-23- Czas na prawdę
~Dust~
-Dust.
-Nie chcę...- wymamrotałem pod nosem.
-Ja ci dam „nie chcę"!- Blue zaczął mnie szturchać swoim palcem- Nastawiłem ci ten budzik już piąty raz. Już dawno powinieneś być na nogach.
-Kto wymyślił wstawanie o ósmej rano?
-Na ósmą to ty powinieneś być w pracy. Ale aktualnie jest wpół do dziesiątej.
-A, to mam jeszcze czas.- przekręciłem się na drugi bok.
-Co ja się z tobą mam?-westchnął- Chciałem po dobroci.
-Co ty chcesz- i wylądowałem na podłodze- Dzięki.
-Nie ma za co.- położył się na łóżku i popatrzył na mnie z góry, z uśmiechem na twarzy- Zrobiłem nam śniadanie.

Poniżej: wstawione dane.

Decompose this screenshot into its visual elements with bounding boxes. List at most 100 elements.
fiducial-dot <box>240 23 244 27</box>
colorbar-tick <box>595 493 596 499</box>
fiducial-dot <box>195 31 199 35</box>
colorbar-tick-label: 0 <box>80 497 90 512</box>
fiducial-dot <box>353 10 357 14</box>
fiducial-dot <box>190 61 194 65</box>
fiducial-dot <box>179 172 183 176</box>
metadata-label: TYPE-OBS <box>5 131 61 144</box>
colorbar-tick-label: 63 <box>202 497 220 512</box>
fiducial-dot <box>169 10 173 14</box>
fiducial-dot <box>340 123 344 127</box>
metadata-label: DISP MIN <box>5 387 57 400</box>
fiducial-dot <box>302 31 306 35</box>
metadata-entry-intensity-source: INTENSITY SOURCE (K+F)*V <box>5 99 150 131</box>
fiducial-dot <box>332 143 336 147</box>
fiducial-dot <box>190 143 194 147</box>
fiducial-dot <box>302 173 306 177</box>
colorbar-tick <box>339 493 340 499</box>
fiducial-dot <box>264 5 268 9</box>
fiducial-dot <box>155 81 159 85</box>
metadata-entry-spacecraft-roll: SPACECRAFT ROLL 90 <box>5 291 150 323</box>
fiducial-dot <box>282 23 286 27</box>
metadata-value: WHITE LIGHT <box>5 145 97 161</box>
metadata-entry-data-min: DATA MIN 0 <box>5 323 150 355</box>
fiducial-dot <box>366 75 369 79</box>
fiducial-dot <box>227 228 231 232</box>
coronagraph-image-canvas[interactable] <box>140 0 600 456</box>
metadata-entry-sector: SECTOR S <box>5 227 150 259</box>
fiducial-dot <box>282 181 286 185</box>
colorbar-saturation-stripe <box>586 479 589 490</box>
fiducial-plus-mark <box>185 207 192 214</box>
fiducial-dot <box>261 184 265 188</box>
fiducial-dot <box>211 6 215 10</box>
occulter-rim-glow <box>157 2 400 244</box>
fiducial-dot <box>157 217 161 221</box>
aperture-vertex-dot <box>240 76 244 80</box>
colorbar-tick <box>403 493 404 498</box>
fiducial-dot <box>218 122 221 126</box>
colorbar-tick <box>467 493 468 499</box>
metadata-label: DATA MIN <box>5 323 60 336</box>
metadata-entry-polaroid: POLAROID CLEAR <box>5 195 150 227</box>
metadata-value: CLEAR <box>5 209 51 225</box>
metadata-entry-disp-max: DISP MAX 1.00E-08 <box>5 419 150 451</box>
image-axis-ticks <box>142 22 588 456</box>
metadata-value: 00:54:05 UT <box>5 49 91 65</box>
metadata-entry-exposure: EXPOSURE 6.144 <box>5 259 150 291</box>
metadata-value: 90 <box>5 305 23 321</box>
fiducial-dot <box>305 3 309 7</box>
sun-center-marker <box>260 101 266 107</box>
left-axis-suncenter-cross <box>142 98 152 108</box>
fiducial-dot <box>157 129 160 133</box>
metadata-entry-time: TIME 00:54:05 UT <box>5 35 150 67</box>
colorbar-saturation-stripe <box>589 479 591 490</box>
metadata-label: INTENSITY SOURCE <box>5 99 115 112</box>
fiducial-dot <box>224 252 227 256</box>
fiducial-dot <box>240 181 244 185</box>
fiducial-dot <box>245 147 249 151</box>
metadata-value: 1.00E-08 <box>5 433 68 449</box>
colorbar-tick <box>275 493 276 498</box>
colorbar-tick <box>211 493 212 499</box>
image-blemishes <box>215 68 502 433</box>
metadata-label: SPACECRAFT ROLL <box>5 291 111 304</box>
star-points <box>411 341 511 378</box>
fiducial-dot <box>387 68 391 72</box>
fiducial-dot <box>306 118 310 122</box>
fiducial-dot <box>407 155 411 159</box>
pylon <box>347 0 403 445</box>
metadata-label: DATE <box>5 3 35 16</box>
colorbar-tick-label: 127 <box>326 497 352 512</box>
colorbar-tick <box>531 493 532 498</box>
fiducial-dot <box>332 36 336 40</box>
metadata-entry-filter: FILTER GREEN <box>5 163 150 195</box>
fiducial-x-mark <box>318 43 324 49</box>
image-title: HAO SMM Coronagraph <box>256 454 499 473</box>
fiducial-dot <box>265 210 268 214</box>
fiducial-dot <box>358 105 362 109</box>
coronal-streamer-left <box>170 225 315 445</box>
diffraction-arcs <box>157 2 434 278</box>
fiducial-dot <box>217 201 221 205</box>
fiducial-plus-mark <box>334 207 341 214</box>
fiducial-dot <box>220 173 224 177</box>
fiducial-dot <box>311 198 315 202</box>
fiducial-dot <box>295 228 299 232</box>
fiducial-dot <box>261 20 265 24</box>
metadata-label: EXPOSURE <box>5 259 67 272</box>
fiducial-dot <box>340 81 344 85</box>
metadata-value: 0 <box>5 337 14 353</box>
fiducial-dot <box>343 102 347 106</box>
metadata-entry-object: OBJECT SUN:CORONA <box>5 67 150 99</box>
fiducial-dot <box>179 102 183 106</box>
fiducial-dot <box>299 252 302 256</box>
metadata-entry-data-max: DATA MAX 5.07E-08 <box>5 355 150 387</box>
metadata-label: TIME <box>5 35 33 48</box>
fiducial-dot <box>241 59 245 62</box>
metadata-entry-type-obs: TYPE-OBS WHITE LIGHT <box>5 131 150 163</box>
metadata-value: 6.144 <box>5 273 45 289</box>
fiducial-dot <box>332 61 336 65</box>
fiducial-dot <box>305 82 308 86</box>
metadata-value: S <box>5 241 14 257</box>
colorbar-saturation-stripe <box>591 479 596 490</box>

Po śniadaniu, Blue stwierdził, że chce odprowadzić mnie do pracy. Powiedział, że Sansy siedzi w domu jeszcze do końca tygodnia i w sumie nie ma co robić. Ja za to stwierdziłem, że to nawet dobry pomysł. Przez chwilę szliśmy w kompletnej ciszy, co było strasznie dziwne. Cisza w centrum miasta to coś niesamowicie niespotykanego. W sumie jakby się teraz nad tym zastanowić, to nie widziałem jeszcze dzisiaj żadnego samochodu. Potworów na chodnikach również nie ma.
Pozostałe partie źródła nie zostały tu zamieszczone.